Les écrans à la maison : comment les gérer ?
- Camille Lafond
- 7 sept. 2024
- 9 min de lecture
Dernière mise à jour : 5 nov. 2024
Quels sont les impacts des écrans sur le développement de l'enfant et quelles sont les recommandations pour les gérer ? Comment gérer les crises et ne pas se sentir coupable ? Et les réseaux sociaux dans tout cela ?
Tant de questions importantes et qui deviennent impossible à contourner. Cet article vise à donner quelques points de repères pour préserver le cerveau de vos petits, prendre soin de la santé mentale de vos ados, et conserver le lien familial à la maison.
Tout d'abord, de quels écrans parle-t-on ?
Lorsqu'on parle des écrans, cela ne concerne pas juste la télévision. Il s'agit aussi de la tablette, de l'ordinateur, des jeux vidéos, et du téléphone. L'encadrement des écrans ne concerne pas non plus uniquement ceux que votre enfant regarde mais aussi des vôtres.
En effet, de nombreuses études ont démontré que les parents qui regardent leur téléphone en présence de leur enfant en bas âge l'empêche de bénéficier d'un temps de regard dont il a besoin pour se développer, ce qui impacte sur le développement de son vocabulaire ainsi que sur la qualité du lien d'attachement, donc également sur ses futures capacités de régulation émotionnelle. Bref, c'est pas une mince affaire.
Quels sont les impacts ?
Ils sont nombreux, et si on devait les résumer en image, nous pourrions choisir l'affiche réalisée par l'association Lâche ton écran qui est très bien construite.

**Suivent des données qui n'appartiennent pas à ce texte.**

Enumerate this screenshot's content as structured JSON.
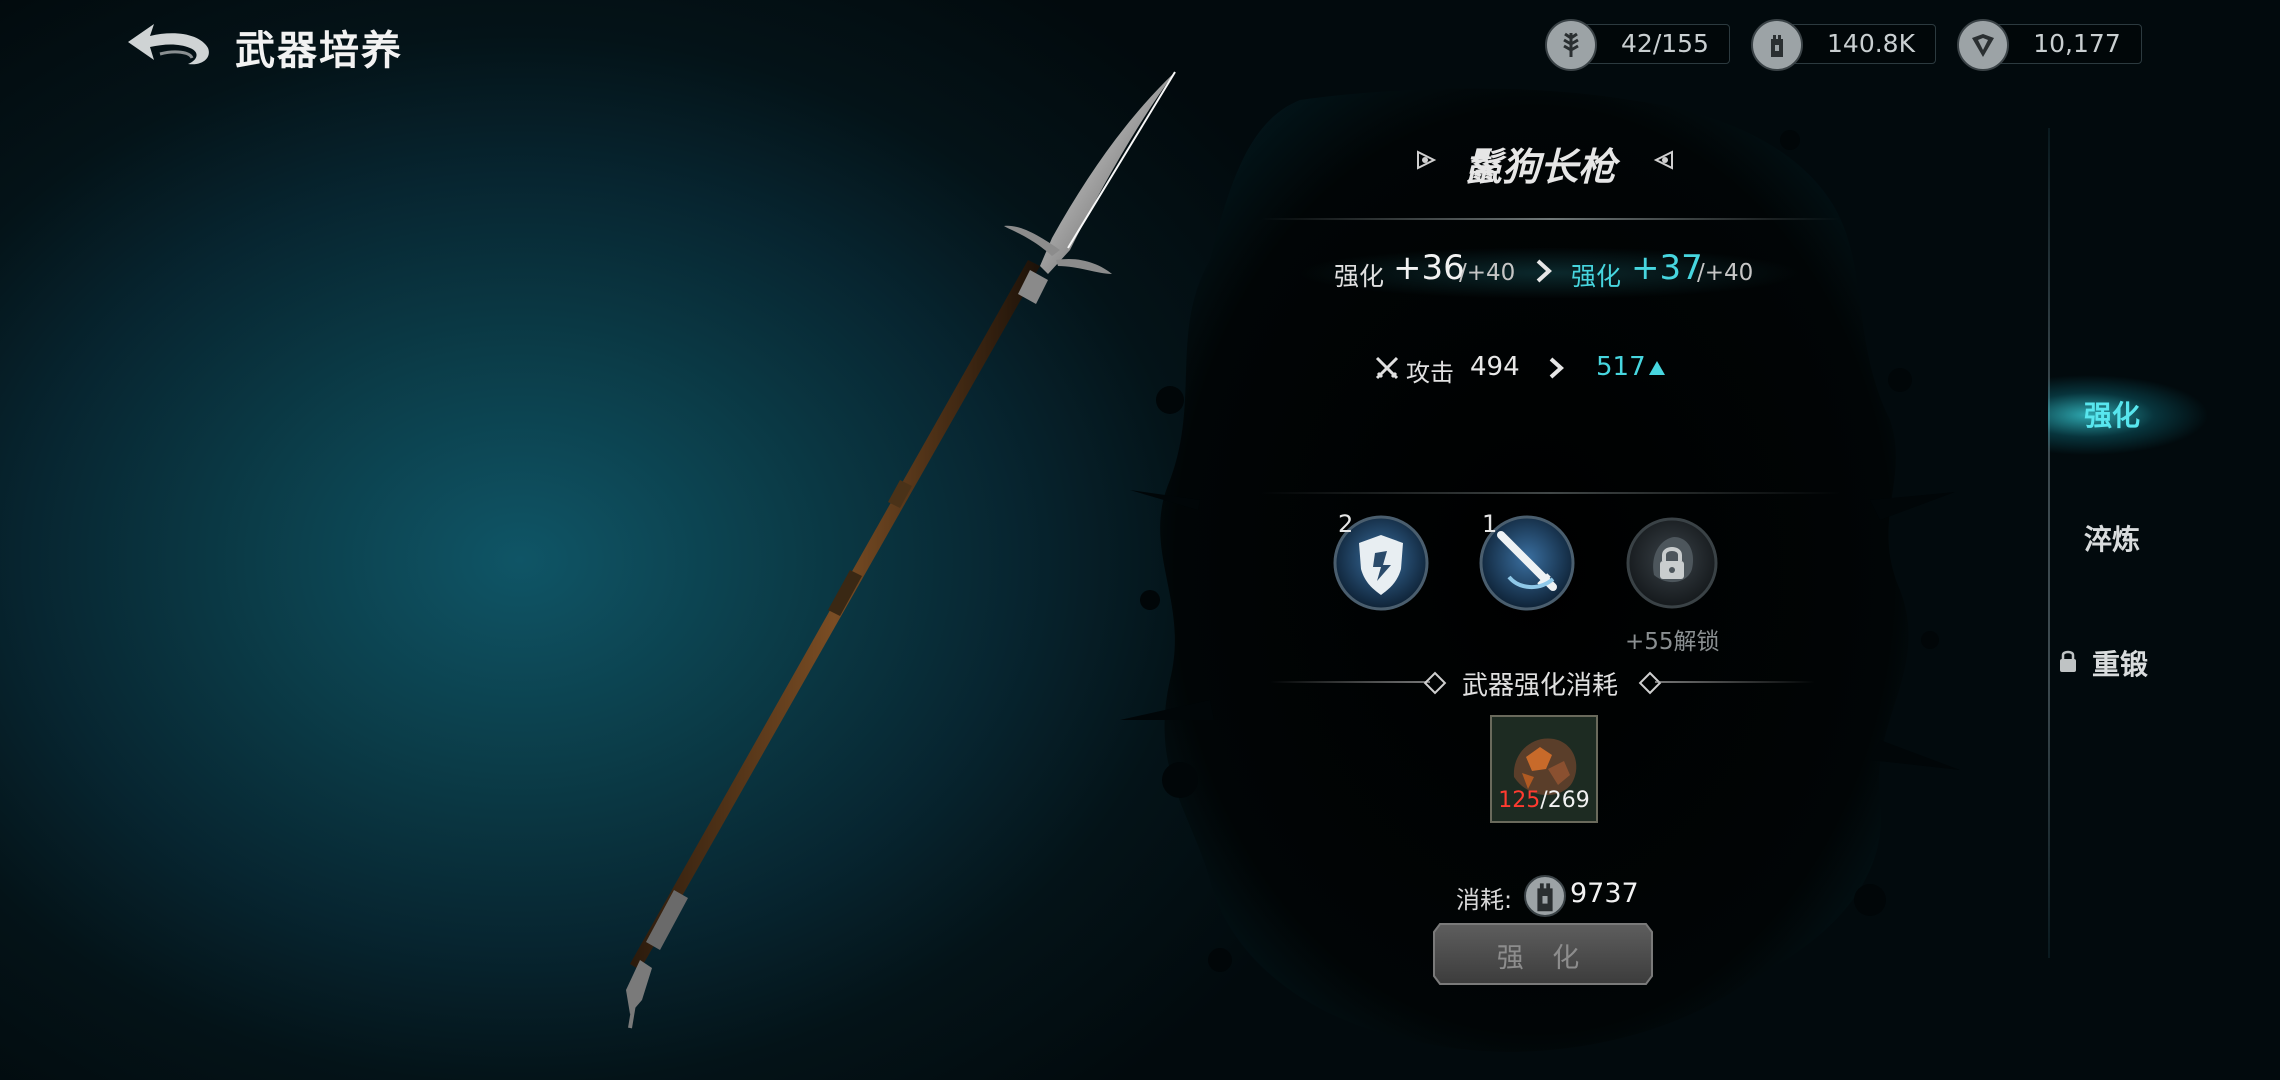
{
  "header": {
    "title": "武器培养",
    "resources": [
      {
        "icon": "wheat-emblem-icon",
        "value": "42/155"
      },
      {
        "icon": "tower-coin-icon",
        "value": "140.8K"
      },
      {
        "icon": "shield-gem-icon",
        "value": "10,177"
      }
    ]
  },
  "weapon": {
    "name": "鬣狗长枪"
  },
  "enhance": {
    "label_current": "强化",
    "current_value": "+36",
    "current_max": "/+40",
    "label_next": "强化",
    "next_value": "+37",
    "next_max": "/+40"
  },
  "attack": {
    "icon": "crossed-swords-icon",
    "label": "攻击",
    "current": "494",
    "next": "517"
  },
  "skills": [
    {
      "icon": "shield-emblem-icon",
      "level": "2"
    },
    {
      "icon": "sword-slash-icon",
      "level": "1"
    },
    {
      "icon": "locked-wolf-icon",
      "unlock_text": "+55解锁"
    }
  ],
  "cost": {
    "title": "武器强化消耗",
    "material": {
      "icon": "ore-material-icon",
      "have": "125",
      "need": "/269"
    },
    "consume_label": "消耗:",
    "consume_value": "9737"
  },
  "action_button": "强 化",
  "tabs": [
    {
      "label": "强化",
      "active": true
    },
    {
      "label": "淬炼",
      "active": false
    },
    {
      "label": "重锻",
      "active": false,
      "locked": true
    }
  ],
  "colors": {
    "accent": "#47d6df",
    "insufficient": "#ff3b30"
  }
}
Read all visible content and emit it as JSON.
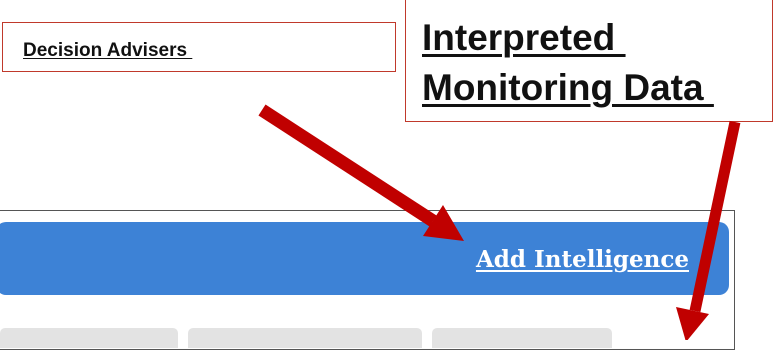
{
  "callouts": {
    "decision_advisers": "Decision Advisers ",
    "interpreted_line1": "Interpreted ",
    "interpreted_line2": "Monitoring Data "
  },
  "banner": {
    "link_label": "Add Intelligence"
  },
  "colors": {
    "banner": "#3d82d6",
    "arrow": "#c00000",
    "callout_border": "#c0392b"
  },
  "icons": [
    "arrow-to-add-intelligence-icon",
    "arrow-down-icon"
  ]
}
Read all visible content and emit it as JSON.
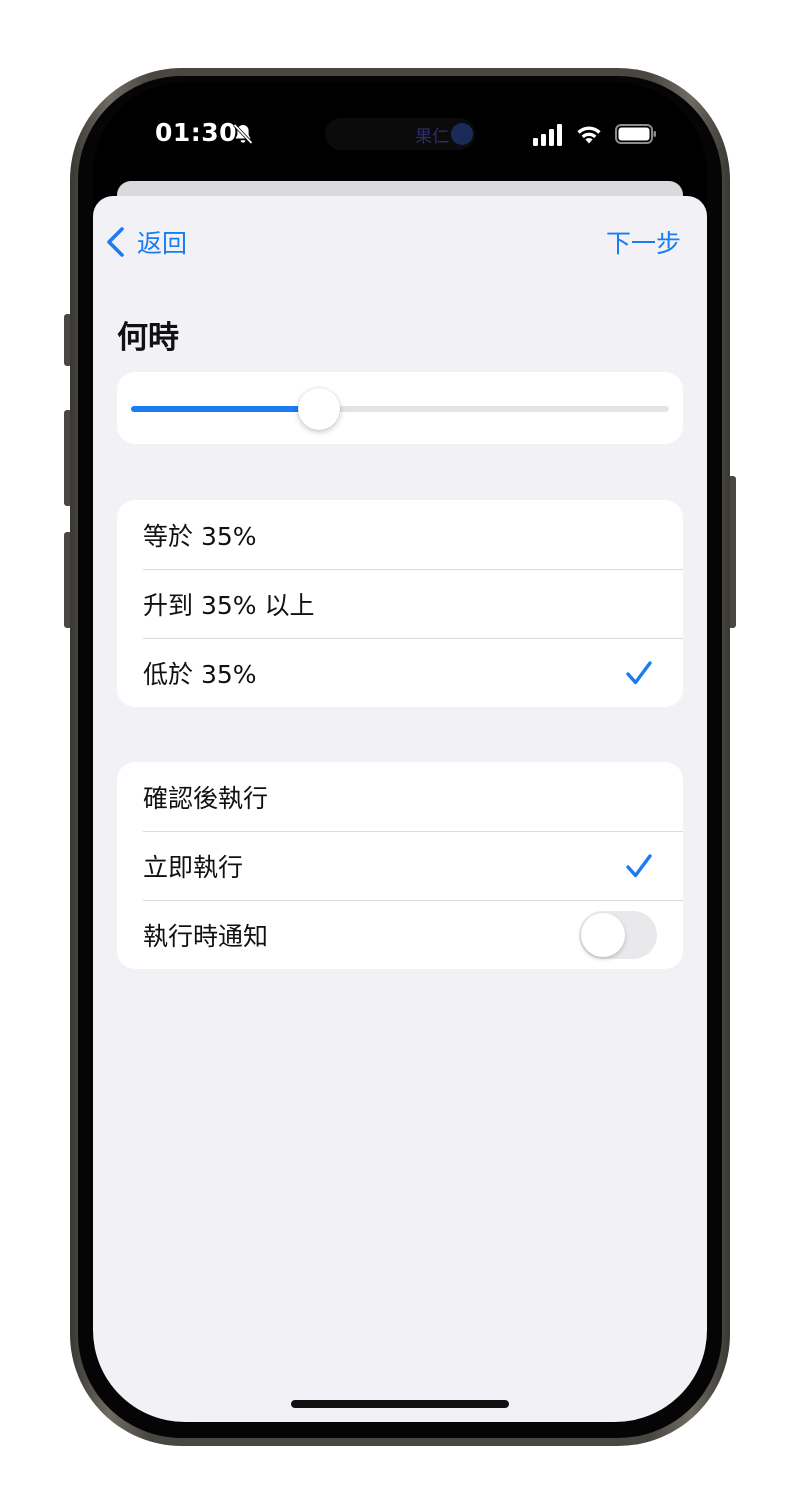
{
  "status_bar": {
    "time": "01:30",
    "island_text": "果仁"
  },
  "nav": {
    "back_label": "返回",
    "next_label": "下一步"
  },
  "when": {
    "title": "何時",
    "slider_level_percent": 35
  },
  "conditions": [
    {
      "label": "等於 35%",
      "checked": false
    },
    {
      "label": "升到 35% 以上",
      "checked": false
    },
    {
      "label": "低於 35%",
      "checked": true
    }
  ],
  "execution": [
    {
      "label": "確認後執行",
      "checked": false
    },
    {
      "label": "立即執行",
      "checked": true
    }
  ],
  "notify": {
    "label": "執行時通知",
    "on": false
  },
  "colors": {
    "accent": "#1a7cf0",
    "background": "#f1f1f6",
    "card": "#ffffff"
  }
}
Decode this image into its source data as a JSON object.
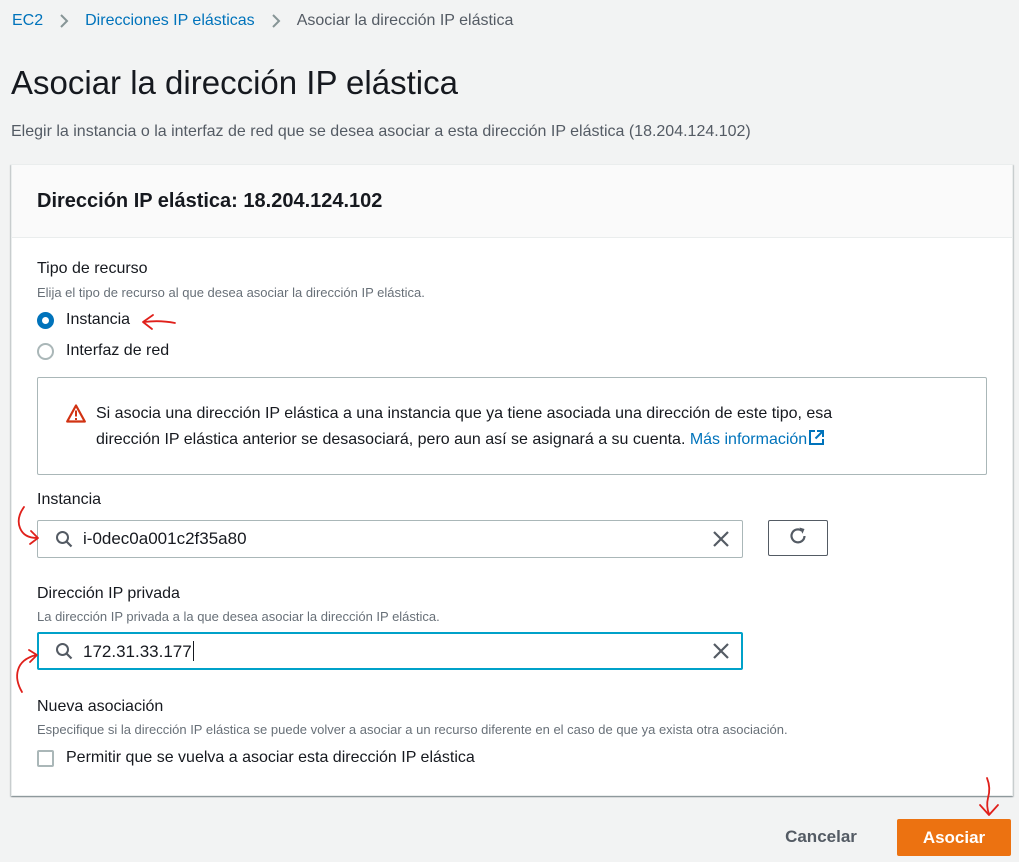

Vous l'aurez compris, trop d'écran peut toucher votre enfant dans sa qualité de vie à l'école et avec les autres, dans sa mobilité, dans ses facultés attentionnelles et émotionnelles. On peut aisément en déduire que s'il est impacté par toutes ces difficultés il sera également mis à mal dans sa confiance en lui. Il y a donc de quoi ne pas prendre cela à la légère.
Comment les gérer ?
Avant trois ans : zéro écran
Toutes les études et recommandations sont unanimes à ce sujet : avant trois ans, on évite de façon radicale. A ce stade de son développement, votre enfant développe ses interactions, sa sensorialité et ses repères spatio-temporels : il a besoin de manipuler des objets, de regarder des vraies bouches qui parlent, de bénéficier d'une vraie présence, de votre regard et de votre voix. Mieux vaut éteindre complètement la télévision lorsqu'il est dans une pièce.
Lui faire toucher du doigt votre smartphone ne lui apportera aucun apprentissage dans le monde réel. Il est à noter également que de ses 0 à ses 3 ans, l'enfant commence à développer son vocabulaire et au plus il en développe, au plus son imaginaire sera riche, au plus il sera en capacité de trouver des mots pour dire ce qu'il ressent, ce qu'il pense et ce qu'il observe. Il est fondamental de lui faire développer ce matériel interne pour qu'il puisse apprendre plus facilement à - nommer - plutôt qu'à taper, mordre, ou crier.
Autrement dit, si vous souhaitez faire en sorte qu'en grandissant votre enfant apprenne à bien gérer ses émotions, vous pouvez agir dès sa naissance : parler à votre bébé l'aidera à développer un maximum de mots ainsi que de la sécurité dans son lien avec vous. Pour y parvenir, il est fondamental de regarder votre enfant dans les yeux lorsque vous interagissez avec lui et de veiller à ce que votre téléphone ne lui vole pas un temps précieux de votre regard dont il a besoin pour bien se développer.
Si vous souhaitez toutefois utiliser votre téléphone, mieux vaut structurer ce temps : passez relais à l'autre parent en verbalisant à votre enfant que vous avez quelque chose d'important à faire et que vous reviendrez à lui quand vous aurez fini plutôt que de regarder votre téléphone lorsque vous êtes à côté de lui.
Les recommandations âge par âge
Voici une affiche qui résume très bien les repères selon chaque âge : retenez qu'il y a un curseur d'évolution à 3 - 6 - 9 - 13 ans.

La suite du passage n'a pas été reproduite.